A Christian Work Ethic – A Word for the Ambitious
February 15, 2010
Its easy for me to lose perspective in my daily tasks. There are two sides to this. On one side, I can get lost in meaningless distractions, prohibiting me from being diligent or productive. I am a slow writer and reader, so this can be extremely crippling for my productivity. Or on the other side, I get lost in my ambition, prohibiting me from being a good father, husband, or friend. I over-estimate the importance of my tasks, make an idol of my accomplishments and self-worth, and forget that God is the one who holds the universe together.
Below are a few things for the ambitious, who tend to make an idol of work, accomplishments, and their self-worth, to keep in mind:
- You cannot accomplish everything – only God can. God limited the day to 24 hours and designed our bodies to sleep a good bit of it. We should be thankful workers – thankful for sleep and thankful that God is faithful to finish all that he promises.
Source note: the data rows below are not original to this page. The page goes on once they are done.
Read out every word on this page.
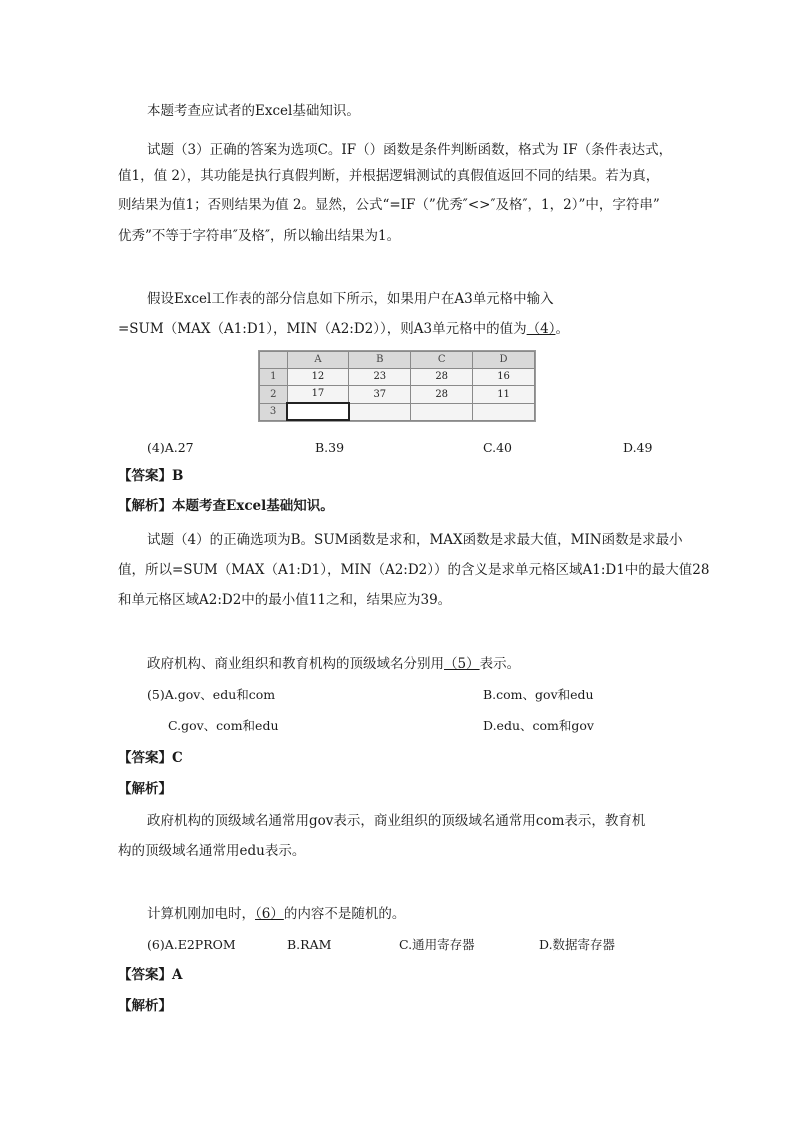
本题考查应试者的Excel基础知识。
试题（3）正确的答案为选项C。IF（）函数是条件判断函数，格式为 IF（条件表达式，
值1，值 2），其功能是执行真假判断，并根据逻辑测试的真假值返回不同的结果。若为真，
则结果为值1；否则结果为值 2。显然，公式“=IF（”优秀″<>″及格″，1，2）”中，字符串”
优秀”不等于字符串″及格″，所以输出结果为1。
假设Excel工作表的部分信息如下所示，如果用户在A3单元格中输入
=SUM（MAX（A1:D1），MIN（A2:D2）），则A3单元格中的值为（4）。
	A	B	C	D
1	12	23	28	16
2	17	37	28	11
3				
(4)A.27	B.39	C.40	D.49
【答案】B
【解析】本题考查Excel基础知识。
试题（4）的正确选项为B。SUM函数是求和，MAX函数是求最大值，MIN函数是求最小
值，所以=SUM（MAX（A1:D1），MIN（A2:D2））的含义是求单元格区域A1:D1中的最大值28
和单元格区域A2:D2中的最小值11之和，结果应为39。
政府机构、商业组织和教育机构的顶级域名分别用（5）表示。
(5)A.gov、edu和com	B.com、gov和edu
C.gov、com和edu	D.edu、com和gov
【答案】C
【解析】
政府机构的顶级域名通常用gov表示，商业组织的顶级域名通常用com表示，教育机
构的顶级域名通常用edu表示。
计算机刚加电时，（6）的内容不是随机的。
(6)A.E2PROM	B.RAM	C.通用寄存器	D.数据寄存器
【答案】A
【解析】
- The universe does not rely upon your accomplishments – only God’s. It is amazing how quickly people forget how little the world relies upon what we accomplish in one day, week, year, or lifetime. This is a good reminder for pastors. The future of your Church relies upon the faithfulness of God, not the amount of work accomplished in your work week. It doesn’t take long to realize the implications this point should have upon our prayer life.
- We are only the means to what God accomplishes, not the source. A Christian work ethic has at its core the Creator-creature distinction. We are not God, but a created being which God delights in using to accomplish his will. His will does not depend upon our inclusion in it.
- We are only the means to what God accomplishes, not the culmination of God’s accomplishments. Its easy to over-estimate the importance of our daily tasks. A good perspective to keep concerning our tasks is that they are not the culmination of all of what God is doing. They are small means to the end of which God has intended.